In some cases the ATO offers payment arrangements for activity statement debt, free of general interest charge for up to 12 months.  These payment arrangements are aimed at providing assistance to small business that have a good lodgement history, but are experiencing short-term financial difficulty.

To find out more about ATO assistance visit www.ato.gov.au/debt or contact the ATO on 13 28 66
 

More time to focus on running your business
The ATO are aware that small business owners have many things drawing their attention.  By lodging on time you can direct your attention back to your business.

Remember, even if you cannot pay on time, you still need to lodge your activity statements by: 
28 October,   28 February,   28 April   &   28 July each year

Sunday, 11 November 2012

GST and imported goods

If you are registered for GST and import goods in the course of your business, you can claim input  ax credits for any GST paid on the importation of goods.
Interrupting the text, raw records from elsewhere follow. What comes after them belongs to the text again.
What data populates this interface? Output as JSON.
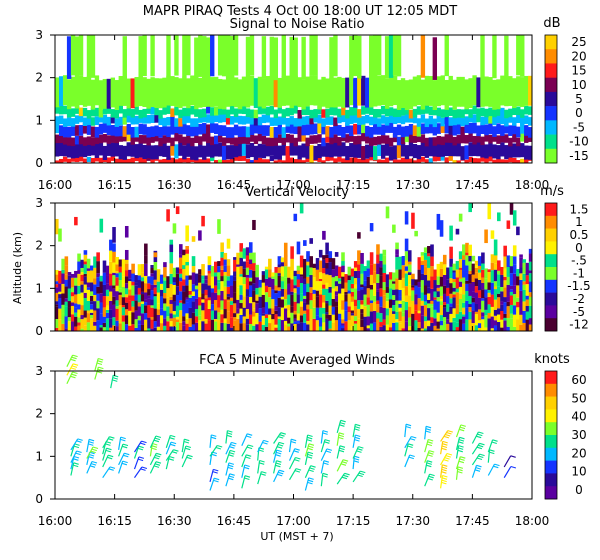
{
  "figure": {
    "title": "MAPR PIRAQ Tests   4 Oct 00   18:00 UT   12:05   MDT",
    "x_label": "UT  (MST + 7)",
    "y_label": "Altitude (km)"
  },
  "chart_data": [
    {
      "type": "heatmap",
      "title": "Signal to Noise Ratio",
      "x_ticks": [
        "16:00",
        "16:15",
        "16:30",
        "16:45",
        "17:00",
        "17:15",
        "17:30",
        "17:45",
        "18:00"
      ],
      "x_range_minutes": [
        0,
        120
      ],
      "y_ticks": [
        "0",
        "1",
        "2",
        "3"
      ],
      "ylim": [
        0,
        3
      ],
      "colorbar": {
        "unit": "dB",
        "labels": [
          "25",
          "20",
          "15",
          "10",
          "5",
          "0",
          "-5",
          "-10",
          "-15"
        ],
        "colors": [
          "#ffd000",
          "#ff8c00",
          "#ff1a1a",
          "#7a0052",
          "#2a0a9a",
          "#1434ff",
          "#00b8ff",
          "#00e08a",
          "#7aff2a"
        ]
      },
      "bands": [
        {
          "y0": 0.0,
          "y1": 0.12,
          "color": "#ff1a1a"
        },
        {
          "y0": 0.12,
          "y1": 0.45,
          "color": "#2a0a9a"
        },
        {
          "y0": 0.45,
          "y1": 0.65,
          "color": "#7a0052"
        },
        {
          "y0": 0.65,
          "y1": 0.9,
          "color": "#1434ff"
        },
        {
          "y0": 0.9,
          "y1": 1.1,
          "color": "#00b8ff"
        },
        {
          "y0": 1.1,
          "y1": 1.3,
          "color": "#00e08a"
        },
        {
          "y0": 1.3,
          "y1": 2.0,
          "color": "#7aff2a"
        },
        {
          "y0": 2.0,
          "y1": 3.0,
          "color": "#7aff2a",
          "sparse": true
        }
      ]
    },
    {
      "type": "heatmap",
      "title": "Vertical Velocity",
      "x_ticks": [
        "",
        "",
        "",
        "",
        "",
        "",
        "",
        "",
        ""
      ],
      "x_range_minutes": [
        0,
        120
      ],
      "y_ticks": [
        "0",
        "1",
        "2",
        "3"
      ],
      "ylim": [
        0,
        3
      ],
      "colorbar": {
        "unit": "m/s",
        "labels": [
          "1.5",
          "1",
          "0.5",
          "0",
          "-.5",
          "-1",
          "-1.5",
          "-2",
          "-5",
          "-12"
        ],
        "colors": [
          "#ff1a1a",
          "#ff8c00",
          "#ffd000",
          "#fff200",
          "#00e08a",
          "#7aff2a",
          "#1434ff",
          "#2a0a9a",
          "#5a00a0",
          "#4a0030"
        ]
      },
      "fill_top_km": 1.5,
      "scatter_top_km": 3.0
    },
    {
      "type": "scatter",
      "title": "FCA 5 Minute Averaged Winds",
      "x_ticks": [
        "16:00",
        "16:15",
        "16:30",
        "16:45",
        "17:00",
        "17:15",
        "17:30",
        "17:45",
        "18:00"
      ],
      "x_range_minutes": [
        0,
        120
      ],
      "y_ticks": [
        "0",
        "1",
        "2",
        "3"
      ],
      "ylim": [
        0,
        3
      ],
      "colorbar": {
        "unit": "knots",
        "labels": [
          "60",
          "50",
          "40",
          "30",
          "20",
          "10",
          "0"
        ],
        "colors": [
          "#ff1a1a",
          "#ff8c00",
          "#ffd000",
          "#fff200",
          "#7aff2a",
          "#00e08a",
          "#00b8ff",
          "#1434ff",
          "#2a0a9a",
          "#5a00a0"
        ]
      },
      "barb_groups": [
        {
          "t": 3,
          "alts": [
            2.7,
            2.9,
            3.1
          ],
          "speed": 32
        },
        {
          "t": 10,
          "alts": [
            2.8,
            3.0
          ],
          "speed": 30
        },
        {
          "t": 14,
          "alts": [
            2.6
          ],
          "speed": 30
        },
        {
          "t": 4,
          "alts": [
            0.55,
            0.7,
            0.85,
            1.0,
            1.15
          ],
          "speed": 22
        },
        {
          "t": 8,
          "alts": [
            0.6,
            0.8,
            0.95,
            1.1
          ],
          "speed": 25
        },
        {
          "t": 12,
          "alts": [
            0.5,
            0.75,
            0.9,
            1.05,
            1.2
          ],
          "speed": 24
        },
        {
          "t": 16,
          "alts": [
            0.6,
            0.8,
            1.0,
            1.15
          ],
          "speed": 22
        },
        {
          "t": 20,
          "alts": [
            0.5,
            0.7,
            0.95,
            1.1
          ],
          "speed": 20
        },
        {
          "t": 24,
          "alts": [
            0.6,
            0.8,
            1.0,
            1.2
          ],
          "speed": 26
        },
        {
          "t": 28,
          "alts": [
            0.7,
            0.9,
            1.05,
            1.2
          ],
          "speed": 24
        },
        {
          "t": 32,
          "alts": [
            0.75,
            0.95,
            1.1
          ],
          "speed": 23
        },
        {
          "t": 39,
          "alts": [
            0.2,
            0.4,
            0.8,
            1.0,
            1.2
          ],
          "speed": 22
        },
        {
          "t": 43,
          "alts": [
            0.3,
            0.55,
            0.85,
            1.05,
            1.3
          ],
          "speed": 25
        },
        {
          "t": 47,
          "alts": [
            0.25,
            0.5,
            0.75,
            1.0,
            1.25
          ],
          "speed": 24
        },
        {
          "t": 51,
          "alts": [
            0.35,
            0.6,
            0.9,
            1.1
          ],
          "speed": 22
        },
        {
          "t": 55,
          "alts": [
            0.4,
            0.6,
            0.85,
            1.05,
            1.3
          ],
          "speed": 25
        },
        {
          "t": 59,
          "alts": [
            0.45,
            0.7,
            0.9,
            1.1
          ],
          "speed": 24
        },
        {
          "t": 63,
          "alts": [
            0.2,
            0.5,
            0.8,
            1.0,
            1.2
          ],
          "speed": 26
        },
        {
          "t": 67,
          "alts": [
            0.3,
            0.6,
            0.9,
            1.1,
            1.3
          ],
          "speed": 24
        },
        {
          "t": 71,
          "alts": [
            0.35,
            0.65,
            0.95,
            1.25,
            1.55
          ],
          "speed": 27
        },
        {
          "t": 75,
          "alts": [
            0.4,
            0.7,
            0.95,
            1.2,
            1.45
          ],
          "speed": 25
        },
        {
          "t": 88,
          "alts": [
            0.75,
            1.0,
            1.2,
            1.45
          ],
          "speed": 24
        },
        {
          "t": 93,
          "alts": [
            0.3,
            0.6,
            0.85,
            1.1,
            1.4
          ],
          "speed": 28
        },
        {
          "t": 97,
          "alts": [
            0.25,
            0.5,
            0.8,
            1.05,
            1.35
          ],
          "speed": 42
        },
        {
          "t": 101,
          "alts": [
            0.45,
            0.7,
            0.95,
            1.15,
            1.45
          ],
          "speed": 30
        },
        {
          "t": 105,
          "alts": [
            0.5,
            0.8,
            1.05,
            1.3
          ],
          "speed": 26
        },
        {
          "t": 109,
          "alts": [
            0.55,
            0.85,
            1.1
          ],
          "speed": 24
        },
        {
          "t": 113,
          "alts": [
            0.5,
            0.75
          ],
          "speed": 12
        }
      ]
    }
  ]
}
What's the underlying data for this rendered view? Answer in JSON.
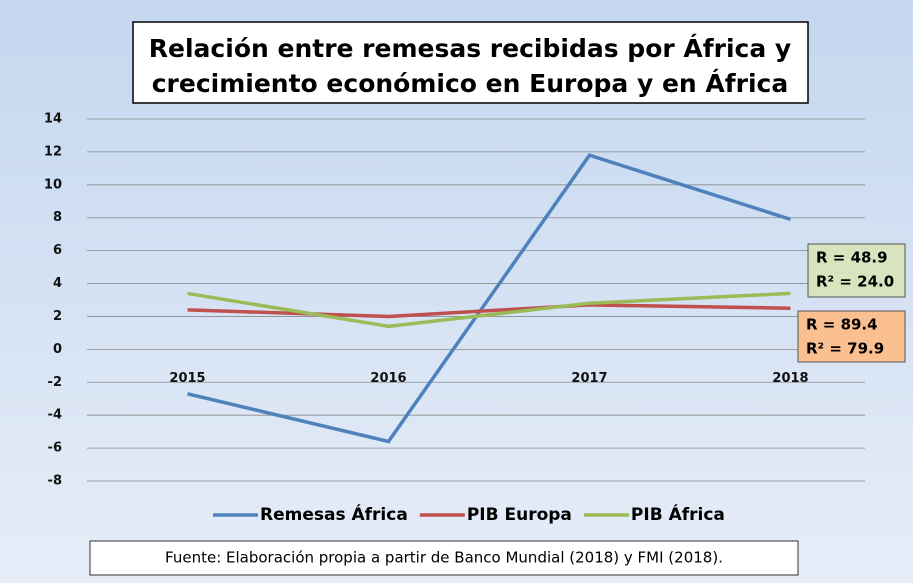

Most goods imported into Australia will be subject to GST unless:
  • The goods would have been GST-free or input-taxed if supplied within Australia; or
  • The goods qualify for certain customs duty concessions (including goods with a customs value of less than $1,000)
The amount of the GST is 10% of the value of a 'taxable importation' and is payable to The Australian Customs Service.
 
The value of a 'taxable importation' includes:
  • The customs value of the goods;
  • Any customs duty payable;
  • Costs incurred to transport the goods to the port or airport of final destination in Australia, including insurance; and
  • Any wine equalisation tax payable.
You may be able to defer the payment of GST on imported goods by participating in the Deferred GST Scheme which allows you to defer the payment of GST on taxable importations until the first Business Activity Statement you lodge after the goods are imported.